We also find it hard to make room for the consciences of the faithful, who very often respond as best they can to the Gospel amid their limitations, and are capable of carrying out their own discernment in complex situations. We have been called to form consciences, not to replace them.

The pope expanded on that last point in a chapter intriguingly titled: “Accompanying, Discerning and Integrating Weakness.”

He argued that when dealing with people in “irregular” unions, pastors need to show careful discernment, and not simply impose a set of rules, recognizing that the degree of individual responsibility varies with circumstances and that “no easy recipes exist.”

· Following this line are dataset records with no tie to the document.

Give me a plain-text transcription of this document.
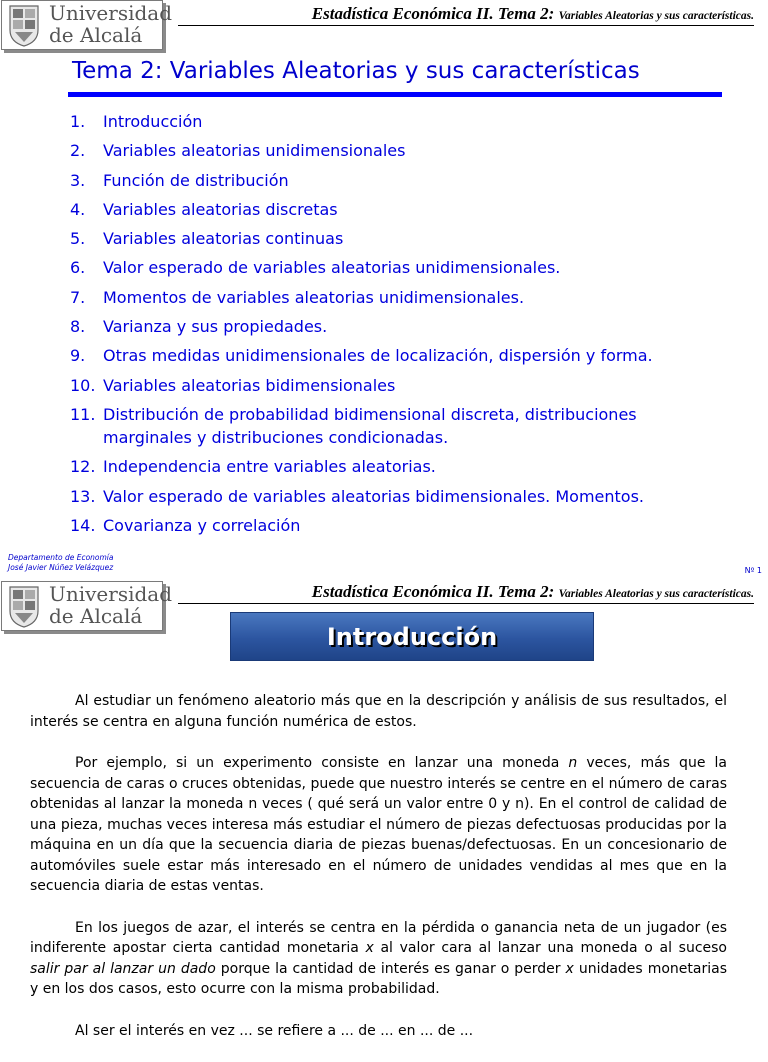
Universidad
de Alcalá
Estadística Económica II. Tema 2: Variables Aleatorias y sus características.
Tema 2: Variables Aleatorias y sus características
1. Introducción
2. Variables aleatorias unidimensionales
3. Función de distribución
4. Variables aleatorias discretas
5. Variables aleatorias continuas
6. Valor esperado de variables aleatorias unidimensionales.
7. Momentos de variables aleatorias unidimensionales.
8. Varianza y sus propiedades.
9. Otras medidas unidimensionales de localización, dispersión y forma.
10. Variables aleatorias bidimensionales
11. Distribución de probabilidad bidimensional discreta, distribuciones marginales y distribuciones condicionadas.
12. Independencia entre variables aleatorias.
13. Valor esperado de variables aleatorias bidimensionales. Momentos.
14. Covarianza y correlación
Departamento de Economía
José Javier Núñez Velázquez	Nº 1
Universidad
de Alcalá
Estadística Económica II. Tema 2: Variables Aleatorias y sus características.
Introducción

Al estudiar un fenómeno aleatorio más que en la descripción y análisis de sus resultados, el interés se centra en alguna función numérica de estos.

Por ejemplo, si un experimento consiste en lanzar una moneda n veces, más que la secuencia de caras o cruces obtenidas, puede que nuestro interés se centre en el número de caras obtenidas al lanzar la moneda n veces ( qué será un valor entre 0 y n). En el control de calidad de una pieza, muchas veces interesa más estudiar el número de piezas defectuosas producidas por la máquina en un día que la secuencia diaria de piezas buenas/defectuosas. En un concesionario de automóviles suele estar más interesado en el número de unidades vendidas al mes que en la secuencia diaria de estas ventas.

En los juegos de azar, el interés se centra en la pérdida o ganancia neta de un jugador (es indiferente apostar cierta cantidad monetaria x al valor cara al lanzar una moneda o al suceso salir par al lanzar un dado porque la cantidad de interés es ganar o perder x unidades monetarias y en los dos casos, esto ocurre con la misma probabilidad.

Al ser el interés en vez ... se refiere a ... de ... en ... de ...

“The divorced who have entered a new union, for example, can find themselves in a variety of situations, which should not be pigeonholed or fit into overly rigid classifications,” he said:

One thing is a second union consolidated over time, with new children, proven fidelity, generous self giving, Christian commitment, a consciousness of its irregularity and of the great difficulty of going back without feeling in conscience that one would fall into new sins. The Church acknowledges situations “where, for serious reasons, such as the children’s upbringing, a man and woman cannot satisfy the obligation to separate.” There are also the cases of those who made every effort to save their first marriage and were unjustly abandoned, or of “those who have entered into a second union for the sake of the children’s upbringing, and are sometimes subjectively certain in conscience that their previous and irreparably broken marriage had never been valid.”

The pope made it clear that he did not intend to lay down new general rules that would allow Catholics who have divorced and remarried without an annulment to receive Communion. But he appeared to open the door to such a possibility when he said that pastoral accompaniment should include an “examination of conscience through moments of reflection and repentance,” recognizing that “since the degree of responsibility is not equal in all cases, the consequences or effects of a rule need not necessarily always be the same.”

Significantly, he footnoted that passage and added: “This is also the case with regard to sacramental discipline, since discernment can recognize that in a particular situation no grave fault exists.”

The pope’s framework for all this, of course, is mercy.

“No one can be condemned forever, because that is not the logic of the Gospel! Here I am not speaking only of the divorced and remarried, but of everyone, in whatever situation they find themselves,” he said.

There is much, much more in this document, including praise for the women's movement and feminism, a call to include women and families in the seminary experience, and a long and fascinating chapter on love in marriage.